New Jersey Transit Chief Executive Officer Kevin Corbett predicts the agency will hire enough engineers to operate all its trains, reducing cancellations of trains in 2020. The rail operator currently employs 350 engineers but must hire another 50 to be fully staffed at a total of 400 engineers. Corbett said NJT will hit that number by late 2020, noting that the training course is so strenuous that many candidates either flunk out or quit.
“It is a moving target only because the graduation rate varies,” he said. “It is a very tough course. They get out into the classroom, get out doing the actual riding, and doing the on-the-job training.”

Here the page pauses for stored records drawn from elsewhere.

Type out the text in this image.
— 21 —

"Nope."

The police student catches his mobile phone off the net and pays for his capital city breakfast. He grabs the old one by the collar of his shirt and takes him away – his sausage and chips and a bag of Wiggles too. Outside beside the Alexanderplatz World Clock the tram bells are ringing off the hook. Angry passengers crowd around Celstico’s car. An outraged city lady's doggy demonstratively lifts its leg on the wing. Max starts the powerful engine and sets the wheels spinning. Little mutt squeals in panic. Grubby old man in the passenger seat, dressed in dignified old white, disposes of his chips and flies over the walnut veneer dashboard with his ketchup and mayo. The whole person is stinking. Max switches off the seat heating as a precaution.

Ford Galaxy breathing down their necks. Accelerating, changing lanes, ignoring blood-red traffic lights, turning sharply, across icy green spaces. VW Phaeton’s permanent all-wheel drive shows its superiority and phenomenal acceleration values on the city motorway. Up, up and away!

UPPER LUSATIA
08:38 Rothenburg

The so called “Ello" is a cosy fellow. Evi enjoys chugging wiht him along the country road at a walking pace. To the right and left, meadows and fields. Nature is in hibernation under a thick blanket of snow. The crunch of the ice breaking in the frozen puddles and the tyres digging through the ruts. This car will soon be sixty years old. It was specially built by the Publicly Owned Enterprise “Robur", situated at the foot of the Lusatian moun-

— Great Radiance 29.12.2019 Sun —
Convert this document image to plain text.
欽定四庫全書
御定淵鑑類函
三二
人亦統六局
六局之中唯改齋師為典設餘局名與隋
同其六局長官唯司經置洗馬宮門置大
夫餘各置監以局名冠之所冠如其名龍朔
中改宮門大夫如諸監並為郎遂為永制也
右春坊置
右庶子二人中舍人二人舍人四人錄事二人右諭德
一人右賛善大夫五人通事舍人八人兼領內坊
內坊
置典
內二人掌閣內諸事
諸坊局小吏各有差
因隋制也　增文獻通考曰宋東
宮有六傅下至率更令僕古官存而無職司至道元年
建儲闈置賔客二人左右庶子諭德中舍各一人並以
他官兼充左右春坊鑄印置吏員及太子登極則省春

NJ Transit is also installing positive train control, a system of computers, sensors, and other technological infrastructure that prevents trains from crashing. A federal mandate requires all rail agencies to install the system. NJT finished installing positive train control in December 2018 and is now testing the software system in advance of a December 2020 deadline to get it fully functioning.
Some riders have been inconvenienced by unplanned cancellations of trains. To get a sense of what that’s like Corbett rides NJ Transit to reach his office in Newark. “If you look at the total number of people we are moving, and I do not like to believe the propaganda, I hear there are always going to be some people who on social media or who no matter what you do [will be upset],” Corbett said. “You find the cure for cancer and they will blame you for not making it affordable.”
Cancellations of Transit trains were down by 55 percent for 2019 through November as compared to the first 11 months of 2018.
“I think the number of angry riders is fewer significantly,” Corbett said. “Our on-time performance is still a challenge and PTC is not helping in that regard. I am hearing from customers on improving our on-time performances.”
New Jersey Senate President Stephen Sweeney, D-3rd District, is proposing a new, dedicated source of funding for NJ Transit. In general, lawmakers and Gov. Phil Murphy’s administration are grappling with how to finance the mass transit agency without having to raise ticket prices.
“I will give you an exclusive scoop: sometime in the next 10 years we will raise fares,” Corbett said. “If you look at fare increases, if you look at the last 20 years, fare increases average about 3 percent per year. I think most riders would rather have periodic smaller increases than going five years or 10 years without an increase and then being hit with a big one.”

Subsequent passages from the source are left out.